The dealers I have talked about thusfar were among the best in the business--by that I mean they ran shops where they bought and sold at very expensive levels, not that they were necessarily the most knowledgeable, although they certainly understood their subject well. There were also a number of shops that I didn't visit that sold great furniture, but then I was still so new to the business in the 70's and 80's that I often felt a tad intimidated as I was just looking, not buying. Walking into high end antique shops is a little bit like walking into an expensive restaurant when you only want to look at the menu. You wonder if they are wondering why you are there. But that wasn't true when I visited Mallett--the industry leader of the antiques trade by a wide margin. Mallett was located on Bond St. and a visit to Mallett was always fun. Their approach to the business was to sell the unique, the unicorns of the decorative arts, whether it was furniture (English, continental and colonial) or decorative objects from around the world. There was always a reasonably warm welcome from one of the staff and there was always something interesting to see.

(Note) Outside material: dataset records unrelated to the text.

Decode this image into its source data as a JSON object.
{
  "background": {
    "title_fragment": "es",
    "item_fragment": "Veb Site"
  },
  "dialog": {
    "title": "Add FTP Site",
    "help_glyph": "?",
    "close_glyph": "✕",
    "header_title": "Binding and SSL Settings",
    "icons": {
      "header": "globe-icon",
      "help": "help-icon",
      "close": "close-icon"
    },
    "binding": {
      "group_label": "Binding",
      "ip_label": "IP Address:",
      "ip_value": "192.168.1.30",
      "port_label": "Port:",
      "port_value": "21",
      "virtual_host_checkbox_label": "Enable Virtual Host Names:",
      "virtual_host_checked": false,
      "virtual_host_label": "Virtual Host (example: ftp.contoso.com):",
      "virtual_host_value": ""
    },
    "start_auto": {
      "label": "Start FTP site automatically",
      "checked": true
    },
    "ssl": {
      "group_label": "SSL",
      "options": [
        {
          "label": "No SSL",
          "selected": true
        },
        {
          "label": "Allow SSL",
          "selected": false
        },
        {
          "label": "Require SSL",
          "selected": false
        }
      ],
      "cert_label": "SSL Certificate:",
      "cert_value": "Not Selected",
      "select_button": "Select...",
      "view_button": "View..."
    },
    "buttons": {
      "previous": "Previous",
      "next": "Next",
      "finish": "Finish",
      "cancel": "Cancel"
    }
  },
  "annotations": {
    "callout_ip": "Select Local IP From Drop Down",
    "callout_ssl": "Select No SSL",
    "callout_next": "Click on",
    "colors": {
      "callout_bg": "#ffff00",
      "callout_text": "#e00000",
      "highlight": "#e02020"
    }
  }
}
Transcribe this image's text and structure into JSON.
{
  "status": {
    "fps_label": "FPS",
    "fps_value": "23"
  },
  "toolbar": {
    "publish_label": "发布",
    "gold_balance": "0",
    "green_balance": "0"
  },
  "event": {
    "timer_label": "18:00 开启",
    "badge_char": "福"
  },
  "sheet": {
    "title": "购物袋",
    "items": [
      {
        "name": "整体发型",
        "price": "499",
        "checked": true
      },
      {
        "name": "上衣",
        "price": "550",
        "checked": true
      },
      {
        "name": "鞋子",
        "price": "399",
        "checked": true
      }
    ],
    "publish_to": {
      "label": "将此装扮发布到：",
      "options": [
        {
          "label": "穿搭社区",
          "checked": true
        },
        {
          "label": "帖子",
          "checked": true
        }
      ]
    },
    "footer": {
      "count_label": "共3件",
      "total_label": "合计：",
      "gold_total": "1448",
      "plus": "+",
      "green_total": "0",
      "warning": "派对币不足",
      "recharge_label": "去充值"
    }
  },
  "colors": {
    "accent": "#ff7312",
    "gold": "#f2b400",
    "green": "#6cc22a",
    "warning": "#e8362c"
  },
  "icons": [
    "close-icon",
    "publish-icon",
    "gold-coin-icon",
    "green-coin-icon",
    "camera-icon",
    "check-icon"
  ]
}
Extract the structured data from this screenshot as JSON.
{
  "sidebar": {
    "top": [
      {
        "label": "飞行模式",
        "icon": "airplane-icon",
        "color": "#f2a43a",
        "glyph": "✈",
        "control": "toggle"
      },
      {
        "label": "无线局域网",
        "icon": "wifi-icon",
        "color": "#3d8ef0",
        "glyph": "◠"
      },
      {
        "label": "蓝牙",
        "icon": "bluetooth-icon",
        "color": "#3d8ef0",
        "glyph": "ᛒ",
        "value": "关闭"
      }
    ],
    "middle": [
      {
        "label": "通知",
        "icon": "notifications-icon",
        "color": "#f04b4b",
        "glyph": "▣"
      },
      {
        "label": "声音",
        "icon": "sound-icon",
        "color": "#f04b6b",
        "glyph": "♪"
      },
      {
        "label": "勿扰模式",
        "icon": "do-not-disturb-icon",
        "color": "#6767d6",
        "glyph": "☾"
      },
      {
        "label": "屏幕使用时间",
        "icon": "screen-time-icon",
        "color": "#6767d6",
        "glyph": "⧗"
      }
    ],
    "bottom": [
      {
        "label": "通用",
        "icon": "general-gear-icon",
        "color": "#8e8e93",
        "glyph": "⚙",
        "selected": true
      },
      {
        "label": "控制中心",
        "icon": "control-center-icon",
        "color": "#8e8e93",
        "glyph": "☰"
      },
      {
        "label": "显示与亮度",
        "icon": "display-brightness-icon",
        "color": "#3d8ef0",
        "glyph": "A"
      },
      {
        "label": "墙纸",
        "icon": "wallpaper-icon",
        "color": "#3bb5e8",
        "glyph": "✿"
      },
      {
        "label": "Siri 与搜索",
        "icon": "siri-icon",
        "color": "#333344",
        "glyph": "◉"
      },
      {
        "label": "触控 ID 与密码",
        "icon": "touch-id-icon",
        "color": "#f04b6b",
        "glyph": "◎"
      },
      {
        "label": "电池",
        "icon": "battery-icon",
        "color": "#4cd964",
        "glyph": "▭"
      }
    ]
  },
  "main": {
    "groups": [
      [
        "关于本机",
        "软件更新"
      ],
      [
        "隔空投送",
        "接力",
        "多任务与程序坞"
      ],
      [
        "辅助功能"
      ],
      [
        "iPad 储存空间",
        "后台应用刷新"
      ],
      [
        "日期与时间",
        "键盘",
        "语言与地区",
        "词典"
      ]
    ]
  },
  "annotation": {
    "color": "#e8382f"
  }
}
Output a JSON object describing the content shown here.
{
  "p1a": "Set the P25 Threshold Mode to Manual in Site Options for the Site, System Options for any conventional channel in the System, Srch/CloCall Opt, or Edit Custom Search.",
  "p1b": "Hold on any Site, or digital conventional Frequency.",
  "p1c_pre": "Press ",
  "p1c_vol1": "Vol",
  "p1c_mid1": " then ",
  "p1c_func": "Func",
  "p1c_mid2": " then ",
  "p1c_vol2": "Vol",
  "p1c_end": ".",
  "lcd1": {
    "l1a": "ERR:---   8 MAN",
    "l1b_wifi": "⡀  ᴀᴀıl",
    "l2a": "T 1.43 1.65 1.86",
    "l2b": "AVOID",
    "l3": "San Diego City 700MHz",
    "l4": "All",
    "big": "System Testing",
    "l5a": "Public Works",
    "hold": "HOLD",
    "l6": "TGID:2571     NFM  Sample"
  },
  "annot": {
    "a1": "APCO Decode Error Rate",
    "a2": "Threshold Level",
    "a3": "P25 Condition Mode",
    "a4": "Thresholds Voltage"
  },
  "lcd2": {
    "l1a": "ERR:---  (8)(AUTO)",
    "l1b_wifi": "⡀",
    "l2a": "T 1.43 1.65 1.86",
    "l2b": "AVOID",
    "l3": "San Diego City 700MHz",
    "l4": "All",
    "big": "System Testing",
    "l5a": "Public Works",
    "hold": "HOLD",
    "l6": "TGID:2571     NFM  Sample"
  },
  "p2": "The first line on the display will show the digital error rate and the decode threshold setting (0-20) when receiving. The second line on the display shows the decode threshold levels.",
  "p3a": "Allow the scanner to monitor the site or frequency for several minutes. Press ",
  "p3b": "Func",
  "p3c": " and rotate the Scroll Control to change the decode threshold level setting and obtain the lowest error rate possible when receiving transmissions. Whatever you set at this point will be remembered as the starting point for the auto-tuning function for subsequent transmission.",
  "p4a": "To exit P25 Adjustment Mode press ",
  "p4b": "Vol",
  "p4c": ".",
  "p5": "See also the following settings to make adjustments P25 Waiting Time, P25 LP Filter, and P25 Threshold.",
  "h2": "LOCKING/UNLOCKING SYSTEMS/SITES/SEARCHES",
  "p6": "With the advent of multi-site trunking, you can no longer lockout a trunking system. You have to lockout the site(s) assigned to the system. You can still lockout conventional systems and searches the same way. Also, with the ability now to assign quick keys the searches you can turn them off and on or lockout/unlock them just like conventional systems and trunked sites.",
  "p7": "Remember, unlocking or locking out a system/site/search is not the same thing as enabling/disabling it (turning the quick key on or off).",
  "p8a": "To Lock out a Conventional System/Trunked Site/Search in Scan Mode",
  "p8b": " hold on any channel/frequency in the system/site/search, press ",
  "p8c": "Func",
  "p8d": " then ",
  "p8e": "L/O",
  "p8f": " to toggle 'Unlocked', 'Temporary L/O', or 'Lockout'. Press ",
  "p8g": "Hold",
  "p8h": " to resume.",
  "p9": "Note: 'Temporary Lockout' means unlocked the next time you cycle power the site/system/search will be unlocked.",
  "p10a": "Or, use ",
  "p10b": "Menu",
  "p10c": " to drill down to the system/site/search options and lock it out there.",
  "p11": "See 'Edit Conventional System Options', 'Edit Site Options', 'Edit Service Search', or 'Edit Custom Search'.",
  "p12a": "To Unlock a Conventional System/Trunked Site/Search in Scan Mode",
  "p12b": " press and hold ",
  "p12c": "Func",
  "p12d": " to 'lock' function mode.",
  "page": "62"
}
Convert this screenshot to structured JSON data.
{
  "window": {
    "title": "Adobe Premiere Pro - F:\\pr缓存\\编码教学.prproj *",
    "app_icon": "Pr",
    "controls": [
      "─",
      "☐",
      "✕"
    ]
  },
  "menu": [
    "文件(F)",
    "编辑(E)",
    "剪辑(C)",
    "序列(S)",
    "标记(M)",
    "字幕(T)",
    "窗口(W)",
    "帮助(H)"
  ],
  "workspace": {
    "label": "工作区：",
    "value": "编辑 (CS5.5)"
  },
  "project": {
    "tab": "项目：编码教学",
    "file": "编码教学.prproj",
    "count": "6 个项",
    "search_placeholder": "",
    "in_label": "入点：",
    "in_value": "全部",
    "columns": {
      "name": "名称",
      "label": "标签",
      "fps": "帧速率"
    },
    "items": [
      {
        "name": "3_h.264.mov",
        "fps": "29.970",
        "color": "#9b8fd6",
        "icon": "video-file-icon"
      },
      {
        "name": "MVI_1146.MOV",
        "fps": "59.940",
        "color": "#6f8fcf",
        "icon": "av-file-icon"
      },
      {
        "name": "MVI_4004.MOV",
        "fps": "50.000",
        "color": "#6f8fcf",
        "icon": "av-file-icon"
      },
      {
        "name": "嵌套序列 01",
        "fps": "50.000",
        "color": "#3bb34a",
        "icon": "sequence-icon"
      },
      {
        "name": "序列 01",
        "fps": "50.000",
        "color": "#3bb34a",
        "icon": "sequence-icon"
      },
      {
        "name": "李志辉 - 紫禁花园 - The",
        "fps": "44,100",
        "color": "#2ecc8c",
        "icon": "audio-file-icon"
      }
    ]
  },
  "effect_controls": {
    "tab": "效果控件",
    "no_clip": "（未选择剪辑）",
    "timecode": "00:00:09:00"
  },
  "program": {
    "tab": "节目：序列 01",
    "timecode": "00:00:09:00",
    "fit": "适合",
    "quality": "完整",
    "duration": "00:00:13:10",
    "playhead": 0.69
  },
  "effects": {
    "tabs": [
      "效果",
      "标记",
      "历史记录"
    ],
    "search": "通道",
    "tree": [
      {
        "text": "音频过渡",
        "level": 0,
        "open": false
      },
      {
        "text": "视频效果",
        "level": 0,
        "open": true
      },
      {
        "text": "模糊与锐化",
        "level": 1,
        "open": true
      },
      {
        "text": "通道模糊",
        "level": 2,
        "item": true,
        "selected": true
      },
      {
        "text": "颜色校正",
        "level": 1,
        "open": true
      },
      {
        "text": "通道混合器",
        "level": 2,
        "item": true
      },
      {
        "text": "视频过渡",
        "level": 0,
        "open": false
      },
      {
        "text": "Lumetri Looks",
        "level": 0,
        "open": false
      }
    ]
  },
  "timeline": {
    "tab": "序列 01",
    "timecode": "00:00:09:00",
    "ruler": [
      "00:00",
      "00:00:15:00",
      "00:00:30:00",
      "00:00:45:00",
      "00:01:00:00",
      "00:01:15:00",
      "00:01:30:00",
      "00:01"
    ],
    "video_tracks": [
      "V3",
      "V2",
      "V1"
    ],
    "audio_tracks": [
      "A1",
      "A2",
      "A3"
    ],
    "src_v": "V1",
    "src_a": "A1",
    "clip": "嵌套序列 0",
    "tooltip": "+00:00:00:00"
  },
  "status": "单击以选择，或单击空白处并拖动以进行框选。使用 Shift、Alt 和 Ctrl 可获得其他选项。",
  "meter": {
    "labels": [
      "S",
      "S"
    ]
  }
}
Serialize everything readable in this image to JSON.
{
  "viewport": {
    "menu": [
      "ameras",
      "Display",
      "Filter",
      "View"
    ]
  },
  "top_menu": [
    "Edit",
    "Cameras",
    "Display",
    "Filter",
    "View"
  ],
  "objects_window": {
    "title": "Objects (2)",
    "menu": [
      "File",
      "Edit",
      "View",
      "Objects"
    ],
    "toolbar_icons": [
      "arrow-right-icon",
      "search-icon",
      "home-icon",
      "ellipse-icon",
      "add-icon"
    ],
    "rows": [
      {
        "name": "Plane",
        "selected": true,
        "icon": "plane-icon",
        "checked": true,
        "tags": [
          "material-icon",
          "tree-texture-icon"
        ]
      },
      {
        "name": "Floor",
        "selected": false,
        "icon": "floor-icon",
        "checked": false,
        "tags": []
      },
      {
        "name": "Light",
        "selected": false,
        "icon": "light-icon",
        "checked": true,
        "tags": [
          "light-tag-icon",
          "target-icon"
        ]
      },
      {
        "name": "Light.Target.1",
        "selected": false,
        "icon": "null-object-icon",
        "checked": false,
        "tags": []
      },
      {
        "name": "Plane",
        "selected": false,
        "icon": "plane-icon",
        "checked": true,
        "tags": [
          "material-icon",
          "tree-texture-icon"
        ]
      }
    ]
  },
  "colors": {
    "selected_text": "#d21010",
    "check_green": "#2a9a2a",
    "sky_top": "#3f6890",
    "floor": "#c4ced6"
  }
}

On one of my earliest visits to Mallett, before the shop had migrated from the east to the west side of Bond St., I had spent the morning at an auction in Pulborough in Sussex. The auction house was located at the Pulborough train station and it was very well attended by the trade--the room was packed. There were some wonderful items--the largest round dining table made of a single piece of mahogany that I have ever seen--it easily seated ten, some great chairs, a great suite of Regency coromandel bedroom furniture and a rent table that I really liked. I purchased the rent table for around fifty-five hundred pounds all in--the pound was worth about $1.14 at the time so my cost was under $6,500. I hopped on the train after the sale was over and, on arriving at Victoria Train Station, decided to go up to Mallett--I'm not certain why. I walked into Mallett and Lanto Synge, who later became President of the company, started to show me around. He asked me at one point if I had seen any good rent tables and I told him I had just bought one. (Of course, he knew that I'd bought the table.) I agreed to sell it to him for nine thousand pounds and I then waited for my money. After about four months, I still hadn't been paid so I called Lanto up and asked him what was happening? He seemed genuinely surprised and three days later, I had been paid and I benefitted from the delay in that the pound had appreciated by about twenty percent. So I made money on the exchange rate which, for me, is a very rare event.
The place where I eventually met most of the top dealers (some top dealers never wanted to exhibit) was the Grosvenor House Antiques Fair, a vetted fair, which took place in the ballroom, the basement, of the Grosvenor House Hotel, usually in the middle of June. It would begin several days before the end of the Olympia Fair which opened in early June. As important as the Grosvenor Fair was, it is hard to say just how important Olympia was to the Grosvenor House exhibitors as they were at times big buyers at Olympia. To any collector with any sense about saving money, they could have just taken a taxi to Olympia, but they preferred buying at Grosvenor House because of the assurance they felt when buying from their favorite dealer. And that is what made Grosvenor House Fair so important to both dealers and buyers--it was the top of the trade pyramid where you made those relationships of trust with collectors and connoisseurs. Olympia, however, was equally important, particularly as it was recognized by dealers throughout the world of English antique furniture as an event where you could find pretty sensational items at much less than you would have to pay at Grosvenor House. Having said this, it is interesting that many of the Olympia dealers were equally as scrupulous and just as knowledgable in certain areas as their counterparts at the Grosvenor House Fair. Be that as it may, the community of English dealers inevitably congregated every year in June for these events and it was, for any budding dealer, the cauldron where you honed your knowledge.